Solo i tifosi sono a conoscenza di queste storie, che sono storie di
passione e di amore. Due cose che hanno reso forti e leggendari tutti i
“brand” delle squadre di calcio. La mia idea di Carta del Tifoso è
sempre stata quella di favorire l’incontro tra tifosi e società. Devono
essere i tifosi a organizzarsi, attraverso questo mezzo straordinario
che può essere la Carta del Tifoso, per farsi conoscere dalle società.
Per partecipare attivamente alla vita della loro squadra del cuore anche
a centinaia di chilometri di distanza. Altro che biglietto elettronico e
convenzioni per farsi scontare qualche articolo di largo consumo.
Stiamo parlando d’amore, vogliamo capirlo o no? E poi stiamo parlando
anche di etica.
D. Come, scusi? Etica?
R. L’ho detto in più di un’occasione. La mia idea di carta prevede un
codice etico da rispettare, un codice etico che aiuterà a preservare i
valori di cui è portatore il gioco del calcio. Valori che, tengo a
precisarlo, fanno parte di tutti gli sport. La punizione, come abbiamo
visto anche in questi giorni in Inghilterra a proposito di nuovi scontri
tra tifoserie, non è mai stata prevenzione. E’ una favola. Ha mai visto nei Paesi dove vige la pena di morte scomparire i crimini? E’ una domanda talmente retorica questa, che anche i bambini ne conoscono la risposta.

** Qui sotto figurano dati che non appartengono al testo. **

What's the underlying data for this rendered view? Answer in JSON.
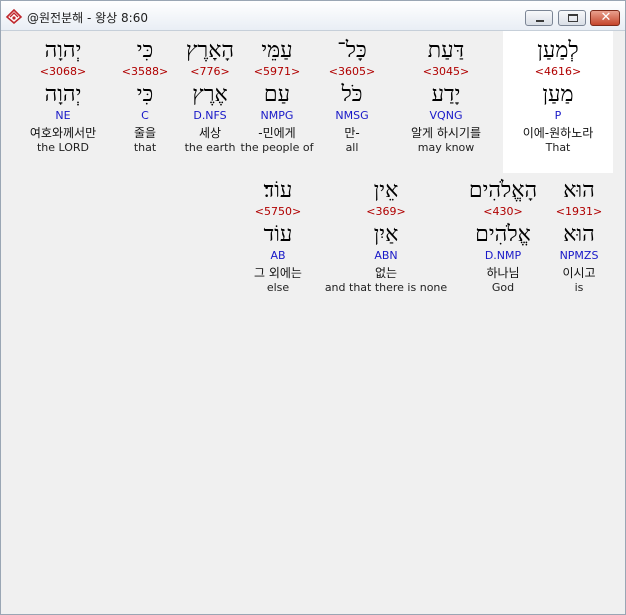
{
  "window": {
    "title": "@원전분해 - 왕상 8:60",
    "app_icon": "bible-app-icon",
    "controls": {
      "minimize": "minimize-icon",
      "maximize": "maximize-icon",
      "close": "close-icon"
    }
  },
  "row1": [
    {
      "hebrew": "לְמַעַן",
      "strong": "<4616>",
      "lemma": "מַעַן",
      "parse": "P",
      "korean": "이에-원하노라",
      "english": "That",
      "selected": true
    },
    {
      "hebrew": "דַּעַת",
      "strong": "<3045>",
      "lemma": "יָדַע",
      "parse": "VQNG",
      "korean": "알게 하시기를",
      "english": "may know",
      "selected": false
    },
    {
      "hebrew": "כָּל־",
      "strong": "<3605>",
      "lemma": "כֹּל",
      "parse": "NMSG",
      "korean": "만-",
      "english": "all",
      "selected": false
    },
    {
      "hebrew": "עַמֵּי",
      "strong": "<5971>",
      "lemma": "עַם",
      "parse": "NMPG",
      "korean": "-민에게",
      "english": "the people of",
      "selected": false
    },
    {
      "hebrew": "הָאָרֶץ",
      "strong": "<776>",
      "lemma": "אֶרֶץ",
      "parse": "D.NFS",
      "korean": "세상",
      "english": "the earth",
      "selected": false
    },
    {
      "hebrew": "כִּי",
      "strong": "<3588>",
      "lemma": "כִּי",
      "parse": "C",
      "korean": "줄을",
      "english": "that",
      "selected": false
    },
    {
      "hebrew": "יְהוָה",
      "strong": "<3068>",
      "lemma": "יְהוָה",
      "parse": "NE",
      "korean": "여호와께서만",
      "english": "the LORD",
      "selected": false
    }
  ],
  "row2": [
    {
      "hebrew": "הוּא",
      "strong": "<1931>",
      "lemma": "הוּא",
      "parse": "NPMZS",
      "korean": "이시고",
      "english": "is",
      "selected": false
    },
    {
      "hebrew": "הָאֱלֹהִים",
      "strong": "<430>",
      "lemma": "אֱלֹהִים",
      "parse": "D.NMP",
      "korean": "하나님",
      "english": "God",
      "selected": false
    },
    {
      "hebrew": "אֵין",
      "strong": "<369>",
      "lemma": "אַיִן",
      "parse": "ABN",
      "korean": "없는",
      "english": "and that there is none",
      "selected": false
    },
    {
      "hebrew": "עוֹד׃",
      "strong": "<5750>",
      "lemma": "עוֹד",
      "parse": "AB",
      "korean": "그 외에는",
      "english": "else",
      "selected": false
    }
  ]
}
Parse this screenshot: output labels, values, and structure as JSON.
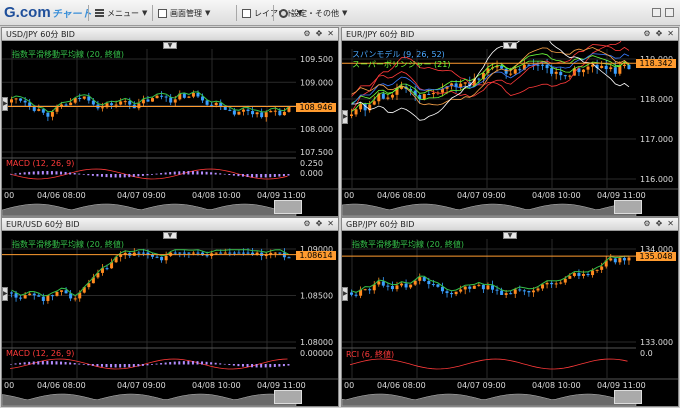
{
  "app": {
    "logo_main": "G.com",
    "logo_sub": "チャート"
  },
  "toolbar": {
    "menu_label": "メニュー",
    "screen_label": "画面管理",
    "layout_label": "レイアウト",
    "settings_label": "設定・その他"
  },
  "panels": [
    {
      "title": "USD/JPY 60分 BID",
      "indicator": "指数平滑移動平均線 (20, 終値)",
      "sub_indicator": "MACD (12, 26, 9)",
      "price": "108.946",
      "yticks": [
        "109.500",
        "109.000",
        "108.500",
        "108.000",
        "107.500"
      ],
      "sub_yticks": [
        "0.250",
        "0.000"
      ],
      "xticks": [
        "00",
        "04/06 08:00",
        "04/07 09:00",
        "04/08 10:00",
        "04/09 11:00"
      ],
      "colors": {
        "up": "#ff8a1f",
        "down": "#3aa0ff",
        "ma": "#35c04a",
        "macd": "#ff3a3a"
      }
    },
    {
      "title": "EUR/JPY 60分 BID",
      "indicator": "スパンモデル (9, 26, 52)",
      "indicator2": "スーパーボリンジャー (21)",
      "price": "118.342",
      "yticks": [
        "119.000",
        "118.000",
        "117.000",
        "116.000"
      ],
      "xticks": [
        "00",
        "04/06 08:00",
        "04/07 09:00",
        "04/08 10:00",
        "04/09 11:00"
      ],
      "colors": {
        "span": "#4aa8ff",
        "boll": "#6cff3a"
      }
    },
    {
      "title": "EUR/USD 60分 BID",
      "indicator": "指数平滑移動平均線 (20, 終値)",
      "sub_indicator": "MACD (12, 26, 9)",
      "price": "1.08614",
      "yticks": [
        "1.09000",
        "1.08500",
        "1.08000"
      ],
      "sub_yticks": [
        "0.00000"
      ],
      "xticks": [
        "00",
        "04/06 08:00",
        "04/07 09:00",
        "04/08 10:00",
        "04/09 11:00"
      ]
    },
    {
      "title": "GBP/JPY 60分 BID",
      "indicator": "指数平滑移動平均線 (20, 終値)",
      "sub_indicator": "RCI (6, 終値)",
      "price": "135.048",
      "yticks": [
        "134.000",
        "133.000"
      ],
      "sub_yticks": [
        "0.0"
      ],
      "xticks": [
        "00",
        "04/06 08:00",
        "04/07 09:00",
        "04/08 10:00",
        "04/09 11:00"
      ]
    }
  ]
}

D. Cosa ha intenzione di fare ora?
R. Intanto continuerò a cercare di unire i tifosi, specie quelli
silenziosi. Quelli che non hanno mai fatto parte di gruppi organizzati.
Che sono la maggioranza. Molti di questi mi hanno dato atti di stima
commoventi in questi giorni. Molti, addirittura, sono pronti a
sottoscrivere la mia Carta del Tifoso, fidandosi ad occhi chiusi del
progetto che in essa sarà contenuto. E si fidano perché hanno capito che
questa Carta è veramente la loro Carta. Poi cercherò di portare avanti
la battaglia in tutte le sedi possibili e immaginabili. E molte
tifoserie organizzate sono pronte ad affiancarmi.
D. Lei per chi tifa signor Weatherill?
R. Per il Manchester United! Sa che mi diceva sempre il nostro grande allenatore (e maggiore artefice del mito dei red devils) Matt
Busby, indicandomi i tifosi in fila per entrare allo stadio? “Ricordati
che il mio stipendio lo pagano loro. Avrò sempre cura di avere rispetto
per loro”. Questa lezione di Matt Busby non l’ho più dimenticata.